DL and NN course1 Week#3: Understanding Activation functions

Hi all,

I’ve couple of questions regarding different activation functions and how do they compare against each other. I’m trying to get a feel of how the nature of activation function eventually help in learning faster/better. I’d appreciate an “intuitive reasoning” if the math is too hard. But hey, I’m up for some math too :wink:

  1. What do we mean when we say tanh almost always works better than sigmoid as it centers the activation value mean to 0. How does it really help in faster learning? Does higher slope of tanh near zero help in better learning too?
  2. How does ReLu activation help in better performance -as its almost linear? If the goal was to have non-zero gradients away from zero, why was there any non-linear function used instead of linear function for positive Z value -say square or exponential? Would higher gradients it lead to vanishing/ exploding grads issue?
  3. Also when we try to keep w smaller (scaling by 0.01) so that we don’t end up in low gradient regions of Sigmoid function in the subsequent layers, aren’t we restricting our function closer to zero where its almost a linear function?- does that reduce the ability to capture non-linearity of NN model? (This could ve related to answer from 2, but wanted to make sure that I get this right)

Thanks,
Hari

tanh isn’t necessarily faster in convergence.

Since the output is symmetric around zero, it is well-matched with outputs that have real values. Compared to sigmoid activation, which gives values between 0 and 1, so it is not well suited to real values (which could be both negative and positive).

ReLU would only be used in a hidden layer.

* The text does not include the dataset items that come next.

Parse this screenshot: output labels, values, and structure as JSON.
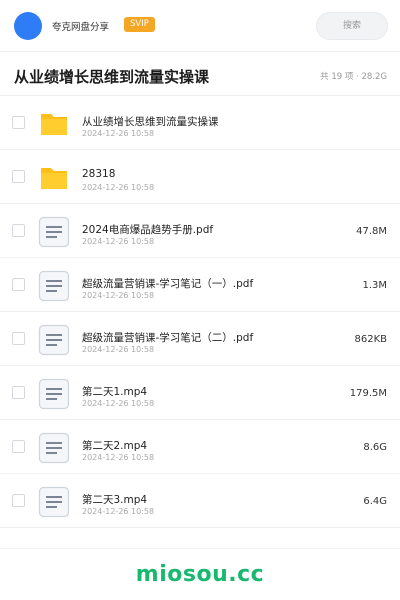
{
  "header": {
    "share_title": "夸克网盘分享",
    "badge": "SVIP",
    "search_placeholder": "搜索",
    "colors": {
      "avatar": "#2f7df6",
      "badge": "#f5a623",
      "watermark": "#19b86f"
    }
  },
  "folder": {
    "title": "从业绩增长思维到流量实操课",
    "meta": "共 19 项 · 28.2G"
  },
  "files": [
    {
      "type": "folder-icon",
      "name": "从业绩增长思维到流量实操课",
      "date": "2024-12-26 10:58",
      "size": ""
    },
    {
      "type": "folder-icon",
      "name": "28318",
      "date": "2024-12-26 10:58",
      "size": ""
    },
    {
      "type": "document-icon",
      "name": "2024电商爆品趋势手册.pdf",
      "date": "2024-12-26 10:58",
      "size": "47.8M"
    },
    {
      "type": "document-icon",
      "name": "超级流量营销课-学习笔记（一）.pdf",
      "date": "2024-12-26 10:58",
      "size": "1.3M"
    },
    {
      "type": "document-icon",
      "name": "超级流量营销课-学习笔记（二）.pdf",
      "date": "2024-12-26 10:58",
      "size": "862KB"
    },
    {
      "type": "document-icon",
      "name": "第二天1.mp4",
      "date": "2024-12-26 10:58",
      "size": "179.5M"
    },
    {
      "type": "document-icon",
      "name": "第二天2.mp4",
      "date": "2024-12-26 10:58",
      "size": "8.6G"
    },
    {
      "type": "document-icon",
      "name": "第二天3.mp4",
      "date": "2024-12-26 10:58",
      "size": "6.4G"
    }
  ],
  "watermark": "miosou.cc"
}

Whether its performance is “better” depends on how you define “better”. The gradients of ReLU are very easily computed. They’re either 0 or 1. However, since ReLU units don’t learn anything for negative inputs, you need a lot more of them (since some will learn negative weights, in order to give inverted outputs).

So a hidden layer with ReLU units will need a lot more of them than if the hidden layer had sigmoid or tanh.

Scaling the features helps keep the magnitude of the gradients in the same range - this does two things:

  • Allows for selecting a higher learning rate, without risking the cost diverging to +Inf.
  • Keeps the activations away from the regions where they start to reach their limiting values.
1 Like

Note that there are quite a few other activation functions to do fine tuning or elicit better behavior in thi or that case. This is mostly decided empirically.

The old “sign(x)” seems to have been dropped completely :face_with_tears_of_joy:

2 Likes